Millionairess creates foundation so she can 'do good well'

$5m donated to build nursing home; plan to give out up to $1.5m a year

After millionairess Peggy Goh sponsored the education of a group of "needy" students, only to find that they were not needy at all, she decided to take a new approach to philanthropy.

In January, she set up the Khoo Chwee Neo Foundation, named after her late mother, which aims to find "solutions to poverty and social injustice".

Ms Goh said that for much of the past nine years she gave money to people who asked because she lacked the means to "do due diligence" and made decisions based on her feelings.

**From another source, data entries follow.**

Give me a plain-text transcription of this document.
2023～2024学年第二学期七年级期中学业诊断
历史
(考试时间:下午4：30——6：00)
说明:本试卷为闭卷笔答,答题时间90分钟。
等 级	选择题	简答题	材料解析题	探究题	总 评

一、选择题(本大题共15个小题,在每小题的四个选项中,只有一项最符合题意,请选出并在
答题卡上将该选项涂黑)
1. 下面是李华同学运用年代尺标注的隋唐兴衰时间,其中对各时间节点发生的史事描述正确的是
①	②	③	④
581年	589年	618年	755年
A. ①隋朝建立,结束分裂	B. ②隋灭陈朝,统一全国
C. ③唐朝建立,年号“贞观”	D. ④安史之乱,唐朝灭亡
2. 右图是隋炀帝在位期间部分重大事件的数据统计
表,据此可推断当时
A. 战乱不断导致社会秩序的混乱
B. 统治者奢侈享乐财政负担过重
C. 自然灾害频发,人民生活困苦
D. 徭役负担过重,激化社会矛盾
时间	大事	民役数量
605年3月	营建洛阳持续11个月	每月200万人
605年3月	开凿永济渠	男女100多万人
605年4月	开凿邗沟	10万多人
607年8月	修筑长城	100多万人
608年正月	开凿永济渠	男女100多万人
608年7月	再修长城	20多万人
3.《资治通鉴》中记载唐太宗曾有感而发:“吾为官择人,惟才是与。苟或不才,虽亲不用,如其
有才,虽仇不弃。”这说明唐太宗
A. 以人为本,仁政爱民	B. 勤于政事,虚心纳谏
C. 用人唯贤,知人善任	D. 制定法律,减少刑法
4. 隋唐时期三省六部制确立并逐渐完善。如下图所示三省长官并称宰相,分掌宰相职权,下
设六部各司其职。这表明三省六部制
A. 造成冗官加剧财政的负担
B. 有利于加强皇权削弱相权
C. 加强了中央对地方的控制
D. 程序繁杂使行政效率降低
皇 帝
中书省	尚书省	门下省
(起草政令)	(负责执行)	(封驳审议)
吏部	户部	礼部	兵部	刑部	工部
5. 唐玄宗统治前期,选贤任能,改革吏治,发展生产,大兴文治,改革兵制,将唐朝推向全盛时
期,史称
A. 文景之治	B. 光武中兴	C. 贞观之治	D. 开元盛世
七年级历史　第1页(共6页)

"The foundation gives more structure, so it is no more what I feel and what I think," said the 63-year-old. "With the foundation, there is a board of directors who will sit down and discuss and see if the project is right or okay to do."

The foundation's first donation was $5 million to help the Salvation Army build a $15 million nursing home that gives elderly residents a more dignified way of life.

Ms Goh said the foundation will aim to give out $1 million to $1.5 million a year, though if interesting and worthy projects come up, she is happy to dig into her pocket for more funds.

Causes it is looking to back include poor elderly people, education up to university for underprivileged children, and children with special needs.

Upcoming projects include a survey on the needs of poor and elderly Singaporeans, a cafe that employs former offenders and jobless women, and local food distribution projects.

But while Ms Goh is willing to give - she spent US$1.2 million (S$1.7 million) setting up a university in Cambodia - the foundation will form some sort of guide as to who she will give to. "When we do good, we must do it well. The foundation has been started so that I can do good well."

Ms Goh estimates to have donated $9 million from her own coffers. According to a Bloomberg report last year, she had personal assets of $27 million - that is before she and her former husband agreed to a confidential settlement of more than $208 million of marital assets.

Her family wealth comes from the company she founded with her former husband, offshore services provider Ezra Holdings, which launched its initial public offering in 2003. Ms Goh retired in 2008.

Ms Goh sits on the foundation's board alongside her son, Mr Adrian Lee, 35, managing director of Loyz Energy, and former employee Ong Li Sze, now a sales manager.

The Khoo Chwee Neo Foundation is looking to hire staff such as auditors and social workers who can help decide where to place its money. Her dream is to build a retirement village where elderly people can take part in community activities and roam the grounds.

"The old in Singapore are not very well looked after - they live on handouts, which is not good."

Ms Goh has been studying food distribution programmes and found room for improvement. She noticed that some beneficiaries receive packets of food from three different programmes on the same day, or keep rice and oil past their expiry dates because they do not cook. She wants to make sure that organisations distributing food do not overlap and take into account nutritional needs.

Her son, Mr Lee, said: "Like a lot in the pioneer generation, my mother came from Malaysia with my grandma with almost nothing. We were lucky in that she was given the opportunity to study in Singapore and, later on in life, do good for herself."